The Texture of Night: How Collateral Revolutionized Movies

The Texture of Night: How Collateral Revolutionized Movies

I still remember the shock of seeing the first trailer for Michael Mann’s 2004 movie “Collateral,” starring Tom Cruise as a hitman named Vincent on assignment in Los Angeles, and Jamie Foxx as Max, the cabdriver that Vincent holds hostage and turns into his personal wheelman. The movie was shot on video, and looked like it. 

Mann, who executive produced TV’s “Miami Vice” (1984-89) and had already directed some influential thrillers, including “Thief,” “Manhunter,” and “Heat,” was a master of a modern film noir look. And he excelled at shooting action sequences at night, even bringing a water truck to locations and spraying down the streets to create impressionistic reflections of streetlights. The “Collateral” footage was very grainy compared to Mann’s shot-on-film thrillers, and occasionally had a smeary, somewhat strobe-like effect that was recognizable from my own regular-definition video cameras. The smeariness was especially notable when the camera moved rapidly to follow action. 

Did the look of “Collateral” seem like a step down for Mann, and for movies? I worried about that.  

The actual movie, which came out 20 years ago this week and just came out on 4K Blu-ray for the first time, was a much richer experience. It didn’t look slick or solid like Mann’s shot-on-film projects. It had a rough look, as if we were seeing footage captured on the fly by somebody who wasn’t supposed to be present. It felt raw, like a lot of films in the late ’90s and early aughts that had been shot with standard-definition video cameras and then printed to 35mm film, creating a strange hybrid texture. (For examples, check out “The Celebration,” “Dogville” and “28 Days Later.”) I was struck by the fact that visual elements that most big-budget Hollywood movies would have avoided for fear of being called amateurish (such as lots of grain in footage captured at night, or obvious video “tells” like smeariness/strobing) were not only present in “Collateral” but seemed to have been leaned into rather than minimized. The movie seemed very comfortable in its own digital skin. This was not unusual in low-budget movies, but it was highly unusual in a $65 million production like “Collateral.”

Most striking of all — and to my mind, a big compensation for anybody who missed the solid richness of 35mm film — you could see pretty much everything that was happening at night in Los Angeles, including the way the city’s lights were reflected in in low clouds. There was no easy way to capture that distinctive characteristic of urban life on motion picture film. Not as vividly, anyway.  
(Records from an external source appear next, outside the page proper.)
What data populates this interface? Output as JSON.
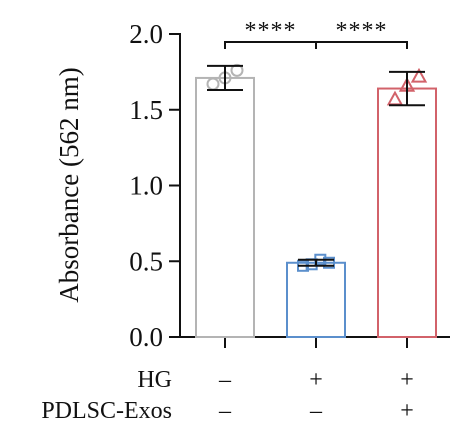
{
  "chart_data": {
    "type": "bar",
    "ylabel": "Absorbance (562 nm)",
    "ylim": [
      0,
      2.0
    ],
    "yticks": [
      0.0,
      0.5,
      1.0,
      1.5,
      2.0
    ],
    "ytick_labels": [
      "0.0",
      "0.5",
      "1.0",
      "1.5",
      "2.0"
    ],
    "grid": false,
    "legend": "none",
    "groups": [
      {
        "values_mean": 1.71,
        "error": 0.08,
        "points": [
          1.67,
          1.71,
          1.76
        ],
        "marker": "circle",
        "color": "#b4b4b4"
      },
      {
        "values_mean": 0.49,
        "error": 0.02,
        "points": [
          0.47,
          0.48,
          0.51,
          0.49
        ],
        "marker": "square",
        "color": "#5b8fcc"
      },
      {
        "values_mean": 1.64,
        "error": 0.11,
        "points": [
          1.57,
          1.66,
          1.72
        ],
        "marker": "triangle",
        "color": "#d2626a"
      }
    ],
    "condition_rows": [
      {
        "label": "HG",
        "values": [
          "–",
          "+",
          "+"
        ]
      },
      {
        "label": "PDLSC-Exos",
        "values": [
          "–",
          "–",
          "+"
        ]
      }
    ],
    "significance": [
      {
        "from": 0,
        "to": 1,
        "label": "****"
      },
      {
        "from": 1,
        "to": 2,
        "label": "****"
      }
    ]
  }
}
This was the look Mann wanted, according to an American Cinematographer article. Co-director of photography Paul Cameron (working with Dion Beebe) said the director “wanted to use the format to create a kind of glowing urban environment; the goal was to make the L.A. night as much of a character in the story as Vincent and Max were.” 
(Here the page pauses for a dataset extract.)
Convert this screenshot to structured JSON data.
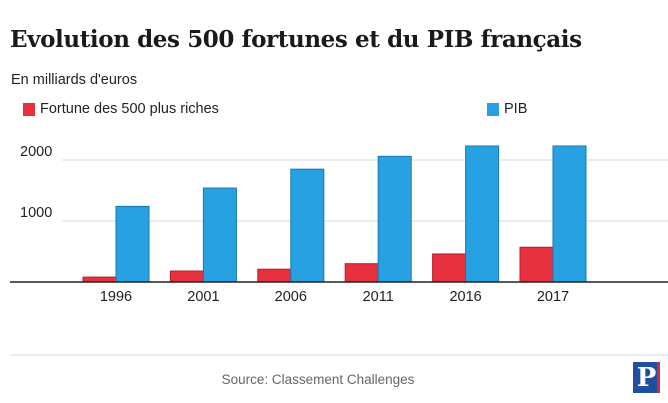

Mann is a formalist who had already been experimenting with video in “Ali” (which was shot on 35mm but included a few subjective video shots of the title character) as well the CBS series “Robbery Homicide Division” (2002-2003), which was shot entirely with the Sony F-900, a high-definition video camera. The same camera would end up being used to shoot almost all of “Collateral,” though for the first day, they used another camera that was hot at the time, the Thomson Grass Valley Viper FilmStream, which David Fincher would use on “Zodiac,” until realizing it wasn’t the right fit for the project and abandoning it. 
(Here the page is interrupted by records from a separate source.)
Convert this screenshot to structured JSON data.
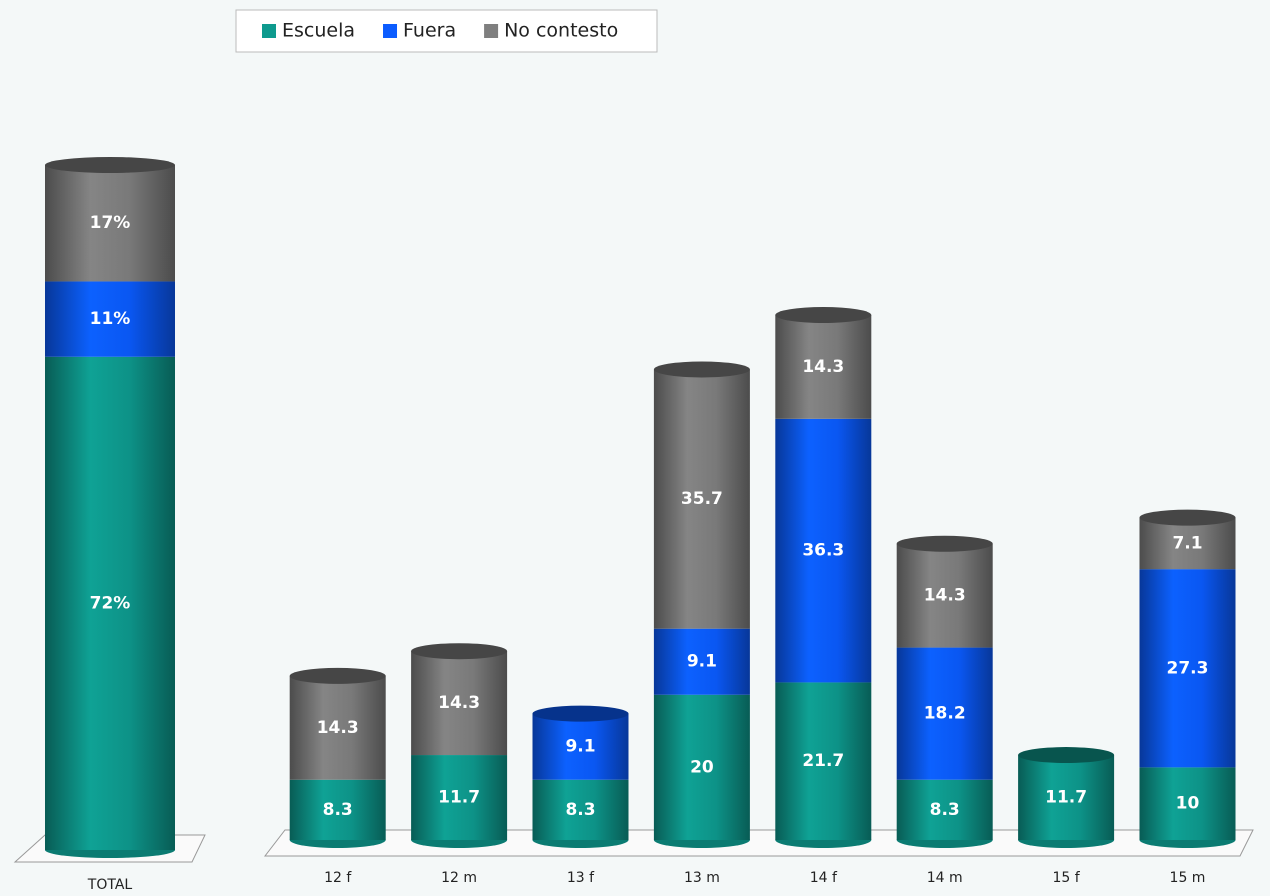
{
  "chart_data": [
    {
      "type": "bar",
      "stacked": true,
      "categories": [
        "TOTAL"
      ],
      "series": [
        {
          "color": "#0e9a8e",
          "values": [
            72
          ],
          "value_labels": [
            "72%"
          ]
        },
        {
          "color": "#0b5cff",
          "values": [
            11
          ],
          "value_labels": [
            "11%"
          ]
        },
        {
          "color": "#7f7f7f",
          "values": [
            17
          ],
          "value_labels": [
            "17%"
          ]
        }
      ]
    },
    {
      "type": "bar",
      "stacked": true,
      "legend": "top",
      "categories": [
        "12 f",
        "12 m",
        "13 f",
        "13 m",
        "14 f",
        "14 m",
        "15 f",
        "15 m"
      ],
      "series": [
        {
          "name": "Escuela",
          "color": "#0e9a8e",
          "values": [
            8.3,
            11.7,
            8.3,
            20,
            21.7,
            8.3,
            11.7,
            10
          ]
        },
        {
          "name": "Fuera",
          "color": "#0b5cff",
          "values": [
            null,
            null,
            9.1,
            9.1,
            36.3,
            18.2,
            null,
            27.3
          ]
        },
        {
          "name": "No contesto",
          "color": "#7f7f7f",
          "values": [
            14.3,
            14.3,
            null,
            35.7,
            14.3,
            14.3,
            null,
            7.1
          ]
        }
      ]
    }
  ]
}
On this movie, as well as all of his subsequent features (“Miami Vice,” “Public Enemies,” “Blackhat” and “Ferrari“), Mann would use increasingly sophisticated video cameras but would never seem to be trying to pretend he was shooting on film. He let the video be video. That was a different way of approaching Hollywood features. It was a statement — something like, “Yes, this format can’t do things that 35mm film can do, but it can do a lot of other things that film can’t and has its own identity.” 

Mann is not, to my knowledge, a painter himself, but he’s fascinated by painting and takes inspiration from it. Famous shots in some of his contemporary-set films are influenced by David Hockney, and a painting by William Blake figures into not just the plot of “Manhunter” but the visual strategy. One of the first things I learned when I was studying fine arts as a young man was that you can’t force a medium to be something it isn’t. An oil painting doesn’t have the same textural properties as watercolor or oil pastels or charcoal. A sculpture made from wood can’t achieve the same effects as one made from marble or scrap iron. You can try to get as close as you can, if that’s the nature of the exercise. 

But based on Mann’s work post-2002, I think he would say that such a project amounts to a misallocation of effort. Many of the technical developments in cinematography over the past quarter-century have been driven by a desire to make video look as much like 35mm film as possible, because 35mm film is what originally defined the word “cinematic.” Mann has gone in the opposite direction, and while I know it’s not to everyone’s liking, I appreciate the boldness. Visually he’s become one of the most radical filmmakers working with large budgets — his later films are more abstract-seeming than his early, shot-on-film work — and shooting on digital video is a big part of that. I wonder if he feels that digital video helped him become the moviemaker he was always supposed to be?